My mother always told me I was born with four spines. They stay there, side by side, in my ramrod straight back, the reason for my very correct posture. So when my back began to arch, people noticed.
My parents were first. You look different, they would suppose as I would approach every morning for breakfast. Is something wrong? My mother would question. Are you ill? My father would ask.
I had a gift with the vague and I used it to my only advantage in this scenario. Because telling them the truth would be a lot more devastating. How would I tell them about the fact that my bones, my spine, the very part of me they admired most, was depreciating?
I suppose the trouble with most relationships is to trust someone, knowing that you would willingly lie to them, just to protect them from getting hurt. We all do it, and those of us who claim we don’t, only lie because their lies are smaller. I lied to protect them from what had happened to my bones. Not just my spine. All my bones.

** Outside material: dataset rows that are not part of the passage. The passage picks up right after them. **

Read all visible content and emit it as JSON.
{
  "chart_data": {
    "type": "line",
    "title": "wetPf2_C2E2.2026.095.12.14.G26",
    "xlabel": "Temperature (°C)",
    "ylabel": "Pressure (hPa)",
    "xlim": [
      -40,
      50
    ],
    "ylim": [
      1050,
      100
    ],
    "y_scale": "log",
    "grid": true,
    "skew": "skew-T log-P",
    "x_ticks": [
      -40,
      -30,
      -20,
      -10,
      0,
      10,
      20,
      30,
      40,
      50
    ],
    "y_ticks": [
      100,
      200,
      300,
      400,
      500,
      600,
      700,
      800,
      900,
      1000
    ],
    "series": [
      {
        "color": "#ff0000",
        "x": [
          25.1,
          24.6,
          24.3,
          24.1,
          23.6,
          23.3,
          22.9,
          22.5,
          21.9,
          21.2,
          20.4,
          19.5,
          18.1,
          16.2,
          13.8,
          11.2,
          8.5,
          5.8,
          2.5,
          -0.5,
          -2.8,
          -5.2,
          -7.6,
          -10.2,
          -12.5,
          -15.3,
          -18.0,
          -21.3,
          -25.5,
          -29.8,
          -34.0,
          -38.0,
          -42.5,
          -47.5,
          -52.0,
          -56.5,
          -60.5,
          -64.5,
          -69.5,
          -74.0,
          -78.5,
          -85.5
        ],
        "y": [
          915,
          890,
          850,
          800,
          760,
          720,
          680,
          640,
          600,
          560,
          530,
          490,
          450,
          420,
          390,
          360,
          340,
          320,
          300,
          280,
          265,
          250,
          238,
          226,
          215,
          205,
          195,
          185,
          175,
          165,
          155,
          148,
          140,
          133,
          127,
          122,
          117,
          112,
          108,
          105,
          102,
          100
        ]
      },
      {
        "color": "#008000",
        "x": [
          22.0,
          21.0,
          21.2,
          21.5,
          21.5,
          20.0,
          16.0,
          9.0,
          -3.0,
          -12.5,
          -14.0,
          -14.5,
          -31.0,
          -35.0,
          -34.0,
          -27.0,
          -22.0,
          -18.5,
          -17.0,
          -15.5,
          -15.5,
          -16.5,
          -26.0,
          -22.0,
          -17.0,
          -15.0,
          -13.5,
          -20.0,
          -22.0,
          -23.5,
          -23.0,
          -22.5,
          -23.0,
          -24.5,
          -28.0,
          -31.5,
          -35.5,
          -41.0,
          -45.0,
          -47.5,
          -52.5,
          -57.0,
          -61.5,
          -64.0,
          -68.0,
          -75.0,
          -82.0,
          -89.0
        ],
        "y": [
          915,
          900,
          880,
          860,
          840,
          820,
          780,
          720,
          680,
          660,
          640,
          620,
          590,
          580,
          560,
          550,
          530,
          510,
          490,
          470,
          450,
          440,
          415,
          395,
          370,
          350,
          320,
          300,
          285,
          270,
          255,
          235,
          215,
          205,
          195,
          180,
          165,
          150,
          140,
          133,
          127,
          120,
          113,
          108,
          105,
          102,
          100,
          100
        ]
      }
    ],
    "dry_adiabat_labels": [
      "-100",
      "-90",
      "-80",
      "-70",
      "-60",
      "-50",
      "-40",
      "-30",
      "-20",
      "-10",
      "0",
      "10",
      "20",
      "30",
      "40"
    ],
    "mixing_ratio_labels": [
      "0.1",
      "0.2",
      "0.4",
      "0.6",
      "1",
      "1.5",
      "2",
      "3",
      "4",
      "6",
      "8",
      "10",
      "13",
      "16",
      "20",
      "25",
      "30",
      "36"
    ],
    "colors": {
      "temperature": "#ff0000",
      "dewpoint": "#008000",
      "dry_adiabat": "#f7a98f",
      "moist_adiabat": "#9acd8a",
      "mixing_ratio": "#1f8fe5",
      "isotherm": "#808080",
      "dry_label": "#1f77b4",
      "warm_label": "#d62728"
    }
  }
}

The thing with bones are, they are on the inside of you and they grow in whatever direction they want. You do not have a say on it. Just like I didn’t have a say when I fell in love with you. You began to grow inside, quite like another, more twisted, less straight spine.
You were a sharp, painful object, made of something stronger than granite. All four of my spines were put to work dealing with you and they still weren’t enough. I took each one for granted, till there were none left. And when I had nothing left to break, you decided you needed something that wasn’t broken to start all over again.
Human bone is as strong as granite, my father had read out to me at the dining table. A block of bone the size of a matchbox can support nine tonnes-that is four times as much as concrete can support. He smiles as he tells me these facts, in a way that breaks my heart.
I can only imagine how difficult it was for you to crush the entire skeleton that was me.